Stocks of European automakers are being battered after several high-profile names lowered their forward guidance and issued profit warnings as global demand weakens.
As a group, European-based automakers saw their stocks decline sharply, led by a 12% plunge in the share price of Stellantis (STLA) after that company lowered its 2024 annual guidance.
Management at Stellantis said the lowered guidance was due to deteriorating “global industry dynamics” and increasing domestic competition in China, the world’s largest car market.
At the same time, France’s Renault (RNO) saw its stock decline 6% lower after it issued a profit warning for the current third quarter amid what it called weak global demand for vehicles.

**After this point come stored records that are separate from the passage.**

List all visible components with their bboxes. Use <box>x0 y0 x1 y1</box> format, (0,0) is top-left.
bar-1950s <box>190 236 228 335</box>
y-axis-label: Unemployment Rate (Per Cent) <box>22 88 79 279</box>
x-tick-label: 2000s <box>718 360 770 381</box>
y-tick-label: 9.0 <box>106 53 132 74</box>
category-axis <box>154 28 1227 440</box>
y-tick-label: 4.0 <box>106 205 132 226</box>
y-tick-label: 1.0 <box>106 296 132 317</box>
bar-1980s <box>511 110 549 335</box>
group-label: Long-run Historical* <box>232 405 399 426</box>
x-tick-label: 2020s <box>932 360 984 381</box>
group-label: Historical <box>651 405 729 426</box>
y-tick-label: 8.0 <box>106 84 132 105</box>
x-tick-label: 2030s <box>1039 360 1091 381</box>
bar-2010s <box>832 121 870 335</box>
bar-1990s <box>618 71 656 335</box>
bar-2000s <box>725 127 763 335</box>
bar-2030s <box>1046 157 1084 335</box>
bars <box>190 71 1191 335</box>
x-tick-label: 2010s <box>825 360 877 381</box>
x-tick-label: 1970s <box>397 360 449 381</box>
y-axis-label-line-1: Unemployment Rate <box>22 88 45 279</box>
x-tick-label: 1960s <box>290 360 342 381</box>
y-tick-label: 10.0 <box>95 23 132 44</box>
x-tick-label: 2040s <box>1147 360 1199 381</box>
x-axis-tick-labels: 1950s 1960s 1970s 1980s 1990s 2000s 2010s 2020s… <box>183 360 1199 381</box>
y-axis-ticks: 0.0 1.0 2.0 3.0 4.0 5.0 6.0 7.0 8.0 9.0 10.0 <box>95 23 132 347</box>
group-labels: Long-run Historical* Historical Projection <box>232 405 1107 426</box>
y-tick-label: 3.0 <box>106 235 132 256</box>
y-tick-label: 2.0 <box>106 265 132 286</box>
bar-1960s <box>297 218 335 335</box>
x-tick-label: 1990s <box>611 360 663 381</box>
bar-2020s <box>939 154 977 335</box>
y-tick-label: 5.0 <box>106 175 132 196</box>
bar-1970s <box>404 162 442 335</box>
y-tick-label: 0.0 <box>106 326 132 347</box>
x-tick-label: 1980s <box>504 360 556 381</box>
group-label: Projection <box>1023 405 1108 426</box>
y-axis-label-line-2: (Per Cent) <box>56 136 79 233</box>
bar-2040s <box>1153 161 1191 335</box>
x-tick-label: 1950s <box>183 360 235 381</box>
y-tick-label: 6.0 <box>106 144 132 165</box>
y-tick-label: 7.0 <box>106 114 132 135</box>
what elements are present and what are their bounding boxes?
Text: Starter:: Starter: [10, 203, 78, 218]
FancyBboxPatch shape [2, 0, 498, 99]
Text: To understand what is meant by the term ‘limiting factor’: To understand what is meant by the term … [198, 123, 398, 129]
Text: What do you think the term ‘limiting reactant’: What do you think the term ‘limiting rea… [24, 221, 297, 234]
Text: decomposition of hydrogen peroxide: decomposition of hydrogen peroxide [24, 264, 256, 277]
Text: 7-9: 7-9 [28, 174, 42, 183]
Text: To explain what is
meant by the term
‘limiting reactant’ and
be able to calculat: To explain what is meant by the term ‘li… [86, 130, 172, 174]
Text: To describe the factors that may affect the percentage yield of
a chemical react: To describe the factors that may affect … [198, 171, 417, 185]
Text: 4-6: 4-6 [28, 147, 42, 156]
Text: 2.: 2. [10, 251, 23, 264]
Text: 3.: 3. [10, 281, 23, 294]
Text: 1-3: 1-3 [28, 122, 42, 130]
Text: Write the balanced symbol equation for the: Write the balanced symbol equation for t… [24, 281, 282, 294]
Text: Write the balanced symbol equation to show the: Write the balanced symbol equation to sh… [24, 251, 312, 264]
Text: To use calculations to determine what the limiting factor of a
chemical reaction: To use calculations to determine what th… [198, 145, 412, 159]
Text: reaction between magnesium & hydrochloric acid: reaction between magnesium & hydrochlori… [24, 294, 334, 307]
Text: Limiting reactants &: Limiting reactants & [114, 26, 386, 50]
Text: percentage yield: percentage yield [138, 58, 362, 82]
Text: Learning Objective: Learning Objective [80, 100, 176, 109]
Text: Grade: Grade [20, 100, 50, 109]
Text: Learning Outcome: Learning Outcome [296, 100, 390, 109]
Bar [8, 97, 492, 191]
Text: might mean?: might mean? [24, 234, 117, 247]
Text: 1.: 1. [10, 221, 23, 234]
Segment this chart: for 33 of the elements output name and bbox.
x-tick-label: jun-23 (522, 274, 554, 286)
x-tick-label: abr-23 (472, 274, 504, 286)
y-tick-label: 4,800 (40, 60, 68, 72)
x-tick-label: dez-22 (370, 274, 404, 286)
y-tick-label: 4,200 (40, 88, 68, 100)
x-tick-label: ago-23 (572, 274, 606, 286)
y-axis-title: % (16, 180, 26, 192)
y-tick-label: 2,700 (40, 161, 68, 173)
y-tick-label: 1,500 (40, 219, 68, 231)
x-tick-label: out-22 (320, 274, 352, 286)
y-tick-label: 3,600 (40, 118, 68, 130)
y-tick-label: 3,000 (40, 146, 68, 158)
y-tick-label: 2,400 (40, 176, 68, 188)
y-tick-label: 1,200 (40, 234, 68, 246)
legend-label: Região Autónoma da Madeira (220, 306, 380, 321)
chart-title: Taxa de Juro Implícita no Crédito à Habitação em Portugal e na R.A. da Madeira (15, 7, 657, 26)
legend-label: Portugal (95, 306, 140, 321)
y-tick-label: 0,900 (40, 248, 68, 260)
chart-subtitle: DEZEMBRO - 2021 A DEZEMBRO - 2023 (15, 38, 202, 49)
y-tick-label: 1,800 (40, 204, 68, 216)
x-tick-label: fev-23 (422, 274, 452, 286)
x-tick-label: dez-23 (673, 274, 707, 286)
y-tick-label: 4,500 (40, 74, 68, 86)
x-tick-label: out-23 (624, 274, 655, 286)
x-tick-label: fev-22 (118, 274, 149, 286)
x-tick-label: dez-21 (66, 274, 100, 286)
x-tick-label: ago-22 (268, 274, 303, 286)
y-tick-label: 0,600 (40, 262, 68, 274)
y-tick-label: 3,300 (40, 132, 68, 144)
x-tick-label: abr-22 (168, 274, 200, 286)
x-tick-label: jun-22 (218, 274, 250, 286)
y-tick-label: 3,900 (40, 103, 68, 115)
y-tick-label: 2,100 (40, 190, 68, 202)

Germany’s Volkswagen (VOW3) stock was trading down 3% after the biggest automaker in Europe lowered its forward guidance.
The car manufacturer said that it now expects to deliver nine million vehicles worldwide this year. That’s about 3% less than the 9.24 million vehicles the company delivered in 2023.
Volkswagen also said that it expects the value of its vehicle sales this year to decline by 0.7% to $356.7 billion U.S. Earlier this year, the company forecast that its sales would rise 5% in 2024.
The lowered guidance from Volkswagen also comes as the company enters contract negotiations with its largest union.
Earlier in September, management at Volkswagen said they are considering closing some manufacturing facilities in Germany for the first time in the company’s history as they try to achieve $11 billion U.S. in cost savings.
Automakers worldwide are struggling with waning consumer demand and a pivot away from electric vehicles and towards gas-electric hybrid brands.